Je n’aurais jamais cru qu’elle accepterait de venir avec moi dans un Fast Food. Elle qui mange toujours sain et équilibré, le gras de ces trucs-là ne doit pas l’intéresser. Et j’aurais dû parier qu’elle ne mangerait pas. Elle est prévisible. Elle n’a jamais mangé là. Ses amis ont apparemment essayé de lui faire manger, je cite « cette nourriture infâme », mais elle n’a jamais voulu. Je cite « je fais attention à ma ligne ». Ça veut dire que je suis gros ? Enfin, peu importe. On prend à emporter et je me demande, comment je vais payer. Je veux l'inviter, mais elle ne mange rien, je veux payer, et je n’ai pas assez de sous pour mon propre menu. C’est la merde. Plan foireux… Je n’ai pas le temps de me demander plus comment faire, qu’Allia a déjà payé pour moi. Je rêve. Pourquoi fait-elle ça ? C’était à moi de le faire pour me faire pardonner d’avoir cassé sa prothèse. Et pourquoi même je fais ça. Le respect, simplement.
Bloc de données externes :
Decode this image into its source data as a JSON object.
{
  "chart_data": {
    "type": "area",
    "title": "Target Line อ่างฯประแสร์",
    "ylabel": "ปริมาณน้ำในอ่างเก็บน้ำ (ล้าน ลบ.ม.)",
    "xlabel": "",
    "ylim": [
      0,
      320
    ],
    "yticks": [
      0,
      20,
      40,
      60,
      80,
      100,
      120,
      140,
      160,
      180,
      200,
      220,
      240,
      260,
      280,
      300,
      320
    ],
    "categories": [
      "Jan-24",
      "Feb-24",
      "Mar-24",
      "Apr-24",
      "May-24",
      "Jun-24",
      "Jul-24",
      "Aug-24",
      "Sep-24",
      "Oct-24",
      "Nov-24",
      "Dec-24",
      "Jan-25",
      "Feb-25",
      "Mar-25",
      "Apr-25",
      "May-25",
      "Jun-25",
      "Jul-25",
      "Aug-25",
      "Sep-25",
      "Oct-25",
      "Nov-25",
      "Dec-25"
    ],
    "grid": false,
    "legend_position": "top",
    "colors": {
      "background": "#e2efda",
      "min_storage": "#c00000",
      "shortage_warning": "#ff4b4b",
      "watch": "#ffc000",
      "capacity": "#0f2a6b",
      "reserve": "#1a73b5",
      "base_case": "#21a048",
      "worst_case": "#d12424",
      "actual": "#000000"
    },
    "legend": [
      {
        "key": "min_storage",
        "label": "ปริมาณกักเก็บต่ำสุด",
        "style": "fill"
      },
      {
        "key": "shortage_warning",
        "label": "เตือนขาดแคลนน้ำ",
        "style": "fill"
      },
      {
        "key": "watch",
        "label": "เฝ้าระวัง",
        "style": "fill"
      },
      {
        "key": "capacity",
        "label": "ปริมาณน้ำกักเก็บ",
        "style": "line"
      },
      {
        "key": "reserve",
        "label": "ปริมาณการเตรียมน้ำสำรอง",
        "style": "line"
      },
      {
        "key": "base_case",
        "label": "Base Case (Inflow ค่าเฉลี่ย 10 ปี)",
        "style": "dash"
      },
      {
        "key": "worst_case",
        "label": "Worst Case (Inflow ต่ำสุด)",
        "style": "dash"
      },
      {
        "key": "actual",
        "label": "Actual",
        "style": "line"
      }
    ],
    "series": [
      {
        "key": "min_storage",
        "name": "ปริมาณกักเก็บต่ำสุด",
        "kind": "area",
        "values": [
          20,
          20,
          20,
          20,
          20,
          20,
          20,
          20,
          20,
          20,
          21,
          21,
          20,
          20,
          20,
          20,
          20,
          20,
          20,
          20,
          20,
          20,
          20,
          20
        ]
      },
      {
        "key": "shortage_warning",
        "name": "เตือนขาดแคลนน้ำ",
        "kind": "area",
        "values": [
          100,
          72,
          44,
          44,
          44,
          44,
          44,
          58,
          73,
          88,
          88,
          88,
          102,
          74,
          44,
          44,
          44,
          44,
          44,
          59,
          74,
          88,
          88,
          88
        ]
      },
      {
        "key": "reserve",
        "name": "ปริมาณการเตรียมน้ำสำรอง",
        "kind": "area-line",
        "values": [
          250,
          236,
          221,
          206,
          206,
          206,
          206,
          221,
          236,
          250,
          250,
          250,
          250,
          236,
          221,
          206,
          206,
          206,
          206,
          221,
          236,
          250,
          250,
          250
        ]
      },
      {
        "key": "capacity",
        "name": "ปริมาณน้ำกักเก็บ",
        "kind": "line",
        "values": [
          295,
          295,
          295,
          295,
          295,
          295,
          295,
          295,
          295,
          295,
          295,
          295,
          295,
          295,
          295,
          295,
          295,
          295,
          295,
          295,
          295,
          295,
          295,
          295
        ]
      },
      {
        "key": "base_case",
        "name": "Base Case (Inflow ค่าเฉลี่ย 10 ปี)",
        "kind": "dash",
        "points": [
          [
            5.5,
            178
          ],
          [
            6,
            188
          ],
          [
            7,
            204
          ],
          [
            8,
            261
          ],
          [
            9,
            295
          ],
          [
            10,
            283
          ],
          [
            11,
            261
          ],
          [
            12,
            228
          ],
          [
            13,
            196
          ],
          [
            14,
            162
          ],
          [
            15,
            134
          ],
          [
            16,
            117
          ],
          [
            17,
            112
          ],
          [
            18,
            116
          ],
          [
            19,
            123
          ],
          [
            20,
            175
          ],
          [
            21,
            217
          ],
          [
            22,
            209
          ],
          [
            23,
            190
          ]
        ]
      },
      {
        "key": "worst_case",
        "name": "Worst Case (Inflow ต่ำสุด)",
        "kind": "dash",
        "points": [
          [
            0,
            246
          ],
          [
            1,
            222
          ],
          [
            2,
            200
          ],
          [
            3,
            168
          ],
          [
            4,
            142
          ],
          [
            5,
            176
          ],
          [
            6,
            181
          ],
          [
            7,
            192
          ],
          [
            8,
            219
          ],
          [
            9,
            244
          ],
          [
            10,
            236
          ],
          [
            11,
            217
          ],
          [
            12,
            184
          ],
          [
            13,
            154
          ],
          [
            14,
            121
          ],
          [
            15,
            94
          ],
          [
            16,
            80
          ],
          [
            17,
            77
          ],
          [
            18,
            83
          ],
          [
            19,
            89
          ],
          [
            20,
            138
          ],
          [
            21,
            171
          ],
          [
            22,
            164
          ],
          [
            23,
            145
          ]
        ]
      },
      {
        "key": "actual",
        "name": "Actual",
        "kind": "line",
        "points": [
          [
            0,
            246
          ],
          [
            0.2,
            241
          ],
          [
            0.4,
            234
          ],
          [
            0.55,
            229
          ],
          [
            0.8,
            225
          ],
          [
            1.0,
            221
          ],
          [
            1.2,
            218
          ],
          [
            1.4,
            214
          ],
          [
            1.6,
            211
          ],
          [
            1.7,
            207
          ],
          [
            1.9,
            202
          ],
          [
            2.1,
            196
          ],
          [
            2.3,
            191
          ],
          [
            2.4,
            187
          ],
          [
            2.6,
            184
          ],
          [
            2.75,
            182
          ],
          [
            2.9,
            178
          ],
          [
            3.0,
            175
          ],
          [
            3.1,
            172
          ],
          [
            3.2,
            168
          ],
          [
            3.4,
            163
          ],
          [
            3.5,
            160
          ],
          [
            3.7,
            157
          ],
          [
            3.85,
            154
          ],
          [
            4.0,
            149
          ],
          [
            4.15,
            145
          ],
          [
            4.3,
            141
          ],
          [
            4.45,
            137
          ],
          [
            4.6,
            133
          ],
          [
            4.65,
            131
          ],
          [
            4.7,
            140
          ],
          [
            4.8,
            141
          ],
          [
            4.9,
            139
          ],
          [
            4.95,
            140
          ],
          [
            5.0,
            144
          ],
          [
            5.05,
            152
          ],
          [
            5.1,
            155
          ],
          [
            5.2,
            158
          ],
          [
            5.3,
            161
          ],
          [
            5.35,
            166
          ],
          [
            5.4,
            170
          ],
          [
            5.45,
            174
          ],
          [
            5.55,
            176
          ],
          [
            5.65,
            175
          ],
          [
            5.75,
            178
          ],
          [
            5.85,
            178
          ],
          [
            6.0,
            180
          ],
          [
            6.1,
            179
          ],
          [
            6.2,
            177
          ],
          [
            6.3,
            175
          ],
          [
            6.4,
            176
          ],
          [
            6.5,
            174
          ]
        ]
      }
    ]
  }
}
 - C’est pour te remercier…

 Me remercier de quoi, je n’ai strictement rien fait pour elle. Au contraire, je lui ai cassé un bras. Elle paye pour ne plus rien manger. Elle abuse. Elle pourrait au moins tester. Sérieux, cela change quoi que ce ne soit pas des plats « cinq étoiles raffinées » je ne comprends pas la différence entre tout ça… ça reste de la bouffe, mais plus chère. Après un peu de forcing, elle a fini par craquer et se prendre un plat. J’ai tout de même dû choisir pour elle. J’ai été cool ça va, ce n’est pas le truc le plus gras que je lui ai pris. Elle n' avait pas l’air enchantée, mais pour autant, cela n'avait pas l’air de la contrarier plus que ça. C’est assez étrange comme réaction je dirais. Peut-être pas si prévisible que ça.

 On s'est vite retrouvé chez elle. Au siège de l’Amera corporation. À l’étage quatre-vingt, là où personne n’a accès appart ses amis, sa famille ou les autres riches. Je dois prendre ça comme un « on est ami » ? De ses fenêtres, la vue sur Tokyo est incroyable. Je n’en reviens pas. Et la place dans son appartement aussi grand qu’une maison pour six personnes rend la chose encore plus grande. Je reste à regarder la vue, avant qu’elle ne m'appelle pour aller vers sa cuisine. Là aussi, elle est équipée pour douze. Loin de mon petit frigo avec la lumière cassée et les deux petites plaques de cuisson électriques ou une seul fonctionne. Sérieusement, la vie de riche à ces avantages. 

 On mangeait tranquillement dans le silence, avant que je ne la voie sortir son téléphone, et me prendre en photo. Je n’ai même pas le temps de lui demander pourquoi elle fait ça, qu’elle m’explique clairement que j’ai de la sauce partout autour de la bouche. Et elle trouve ça drôle. Enfin j’allais répliquer, mais je remarque bien vite qu’elle n’a clairement rien mangé. Je cite « Non, mais, ça peut attendre » elle n’ose sûrement juste pas, je suppose.

 -  Ta mère… Louise Kare, elle était atteinte d’une tumeur aux genoux qui s'est révélée être un cancer des os… Allia parle ça comme ça. Comme si c’était normal.

-  Ouai… C’est ça…

 J’aurais pensé qu’elle ajouterait quelque chose, mais non. Elle ne dit rien du tout pendant un long moment. J’ai eu le temps de finir de manger et ranger mes affaires sans qu’elle ne décroche un mot. Ma foi. Tant pis. Je vais juste y aller je pense, et ne pas abuser de son hospitalité. 

-  Reste… Murmure sa voix douce.

 Ne fais pas ça Kaito… trop de risques…

 -  Cette tour me rend folle si j’y reste seule… 

-  Alors, viens dormir à la maison ? Ce n’est clairement pas aussi grand, mais ça fera l’affaire. 

 Arrête… Tu ne peux pas continuer… Ton rôle, ne l’oublie pas… Et puis merde…

 -  Ton repas doit être froid… Il n’est sûrement plus très bon… 

 -  Ce n’est pas grave, l’important est que tu te sois régalé… Enfin bref… Tu bois ? 

 Oui. Et elle aussi. Mais sérieux, cette nana est louche. Elle m’a servi, c’est pris un cul sec, et voilà qu’elle compte. L’alcool agit plus vite que je ne l’aurais cru sur cette femme.

 - Pourquoi tu comptes ? 

 -  Pour savoir combien de temps, l’extasie que j’ai mis dans ton verre te fera effet.